The notions of hinterlands, operational or extractive landscapes are at the heart of the description of centre-periphery relations, expolations and dynamics typical of the unfolding of the capitalist system. These landscapes and territories lie outside the traditional global metropolises and urban agglomerations. However, they form particular spatial and temporal interfaces of the urban and the rural. For this reason, they constitute a particularly promising field of study, which has attracted numerous disciplinary approaches in different ways – such as commodification processes historiography (Beckert et al., 2021; Moore, 2000), political ecology (Angelo & Wachsmuth, 2015; N. Heynen et al., 2006; N. C. Heynen et al., 2006) and eco-Marxism (Napoletano et al., 2018), rural studies (Ghosh, 2022; Gillen et al., 2022; Krause, 2013) and, more recently, urban studies, particularly with the perspective of planetary urbanisation (Brenner, 2014, 2016; Brenner & Katsikis, 2020, 2023; Brenner & Schmid, 2015; Schmid & Brenner, 2011).
A plethora of concepts and terms have been developed to capture these spatialities and the dynamics that shape them: extended urbanization (Monte-Mór & Castriota, 2018), desakota (McGee, 2017), agrarian urbanism (Gururani, 2023), etc.
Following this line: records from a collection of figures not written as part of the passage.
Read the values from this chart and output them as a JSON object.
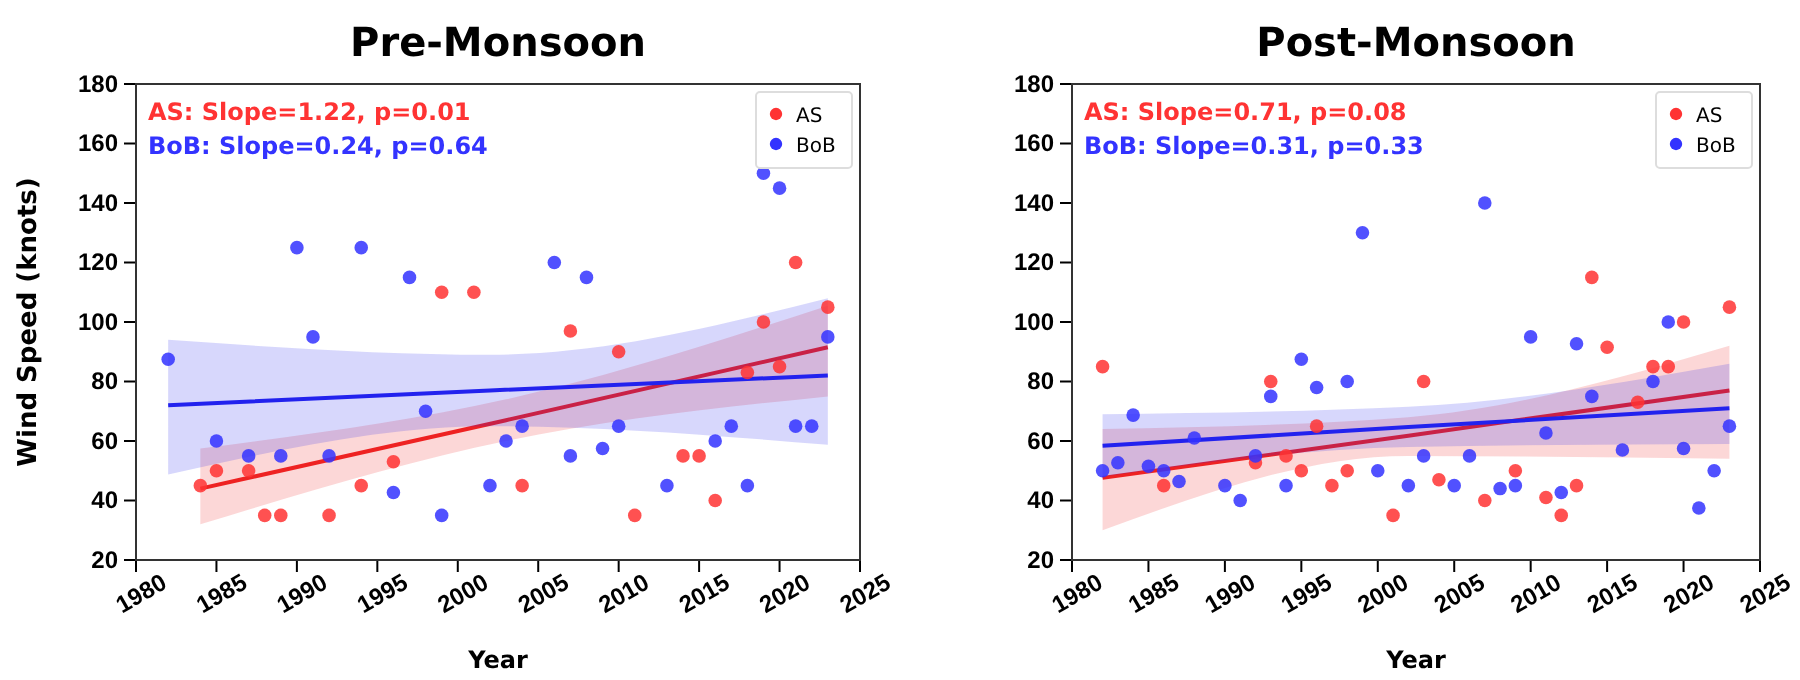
{
  "chart_data": [
    {
      "type": "scatter",
      "title": "Pre-Monsoon",
      "xlabel": "Year",
      "ylabel": "Wind Speed (knots)",
      "xlim": [
        1980,
        2025
      ],
      "xticks": [
        1980,
        1985,
        1990,
        1995,
        2000,
        2005,
        2010,
        2015,
        2020,
        2025
      ],
      "ylim": [
        20,
        180
      ],
      "yticks": [
        20,
        40,
        60,
        80,
        100,
        120,
        140,
        160,
        180
      ],
      "grid": false,
      "legend": "top right",
      "marker": "circle",
      "annotations": [
        "AS: Slope=1.22, p=0.01",
        "BoB: Slope=0.24, p=0.64"
      ],
      "series": [
        {
          "type": "line",
          "marker": "none",
          "color": "#ee2222",
          "x": [
            1984,
            2003,
            2023
          ],
          "values": [
            44,
            67,
            91.5
          ],
          "lower": [
            32,
            60,
            75
          ],
          "upper": [
            57.5,
            74,
            105.5
          ]
        },
        {
          "type": "line",
          "marker": "none",
          "color": "#2222ee",
          "x": [
            1982,
            2002,
            2023
          ],
          "values": [
            72,
            77,
            82
          ],
          "lower": [
            48.7,
            65,
            58.7
          ],
          "upper": [
            94,
            89,
            108
          ]
        },
        {
          "name": "AS",
          "color": "#ff3333",
          "x": [
            1984,
            1985,
            1987,
            1988,
            1989,
            1992,
            1994,
            1996,
            1999,
            2001,
            2004,
            2007,
            2010,
            2011,
            2014,
            2015,
            2016,
            2018,
            2019,
            2020,
            2021,
            2023
          ],
          "values": [
            45,
            50,
            50,
            35,
            35,
            35,
            45,
            53,
            110,
            110,
            45,
            97,
            90,
            35,
            55,
            55,
            40,
            83,
            100,
            85,
            120,
            105
          ]
        },
        {
          "name": "BoB",
          "color": "#3333ff",
          "x": [
            1982,
            1985,
            1987,
            1989,
            1990,
            1991,
            1992,
            1994,
            1996,
            1997,
            1998,
            1999,
            2002,
            2003,
            2004,
            2006,
            2007,
            2008,
            2009,
            2010,
            2013,
            2016,
            2017,
            2018,
            2019,
            2020,
            2021,
            2022,
            2023
          ],
          "values": [
            87.5,
            60,
            55,
            55,
            125,
            95,
            55,
            125,
            42.7,
            115,
            70,
            35,
            45,
            60,
            65,
            120,
            55,
            115,
            57.5,
            65,
            45,
            60,
            65,
            45,
            150,
            145,
            65,
            65,
            95
          ]
        }
      ]
    },
    {
      "type": "scatter",
      "title": "Post-Monsoon",
      "xlabel": "Year",
      "xlim": [
        1980,
        2025
      ],
      "xticks": [
        1980,
        1985,
        1990,
        1995,
        2000,
        2005,
        2010,
        2015,
        2020,
        2025
      ],
      "ylim": [
        20,
        180
      ],
      "yticks": [
        20,
        40,
        60,
        80,
        100,
        120,
        140,
        160,
        180
      ],
      "grid": false,
      "legend": "top right",
      "marker": "circle",
      "annotations": [
        "AS: Slope=0.71, p=0.08",
        "BoB: Slope=0.31, p=0.33"
      ],
      "series": [
        {
          "type": "line",
          "marker": "none",
          "color": "#ee2222",
          "x": [
            1982,
            2002,
            2023
          ],
          "values": [
            47.6,
            61.8,
            77
          ],
          "lower": [
            30,
            55,
            54
          ],
          "upper": [
            64,
            68,
            92
          ]
        },
        {
          "type": "line",
          "marker": "none",
          "color": "#2222ee",
          "x": [
            1982,
            2002,
            2023
          ],
          "values": [
            58.4,
            64.7,
            71
          ],
          "lower": [
            48,
            58,
            59
          ],
          "upper": [
            69,
            71.5,
            86
          ]
        },
        {
          "name": "AS",
          "color": "#ff3333",
          "x": [
            1982,
            1986,
            1992,
            1993,
            1994,
            1995,
            1996,
            1997,
            1998,
            2001,
            2003,
            2004,
            2007,
            2009,
            2011,
            2012,
            2013,
            2014,
            2015,
            2017,
            2018,
            2019,
            2020,
            2023
          ],
          "values": [
            85,
            45,
            52.7,
            80,
            55,
            50,
            65,
            45,
            50,
            35,
            80,
            47,
            40,
            50,
            41,
            35,
            45,
            115,
            91.5,
            73,
            85,
            85,
            100,
            105
          ]
        },
        {
          "name": "BoB",
          "color": "#3333ff",
          "x": [
            1982,
            1983,
            1984,
            1985,
            1986,
            1987,
            1988,
            1990,
            1991,
            1992,
            1993,
            1994,
            1995,
            1996,
            1998,
            1999,
            2000,
            2002,
            2003,
            2005,
            2006,
            2007,
            2008,
            2009,
            2010,
            2011,
            2012,
            2013,
            2014,
            2016,
            2018,
            2019,
            2020,
            2021,
            2022,
            2023
          ],
          "values": [
            50,
            52.7,
            68.7,
            51.5,
            50,
            46.4,
            61,
            45,
            40,
            55,
            75,
            45,
            87.5,
            78,
            80,
            130,
            50,
            45,
            55,
            45,
            55,
            140,
            44,
            45,
            95,
            62.7,
            42.7,
            92.7,
            75,
            57,
            80,
            100,
            57.5,
            37.5,
            50,
            65
          ]
        }
      ]
    }
  ]
}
This session aims to lay the foundations for a discussion that can overcome disciplinary boundaries and bring together distinct concepts and perspectives. To this end, we propose to adopt a precise focus: the study of (mainly) European extractive territories, through an approach that should also consider their evolution over time – the historical dimension allows us to complexify our understanding of contemporary extraction dynamics.
Indeed, European marginal territories were characterised 200 years ago by dynamics that resemble closely those to which some territories in the Global South are subjected today – such as emigration, the dominance of extractive oligarchies, expoliation of the commons, colonial or neo-colonial processes. Thus, we posit, a study of these spaces might bring up important insights on how former peripheries change their socio-economic and socio-cultural trajectories.
Among the questions that interest us are:
How has an extractive past influenced the development of contemporary territories?
How are extractive dynamics structured over time?
What continuities and differences exist between centre-periphery relations over the last two hundred years?
How has the appearance of new extractive frontiers changed the function of a territory?
How have the extractive dynamics of the past established groups and actors that continue to play a relevant role in the production of space?
The session is particularly interested in, but not limited to, European territories that have had an extractive present or past, in order to understand how this has influenced their development.
Our intention is to establish an interdisciplinary community from this session in order to continue the debate and possibly produce a series of collective publications.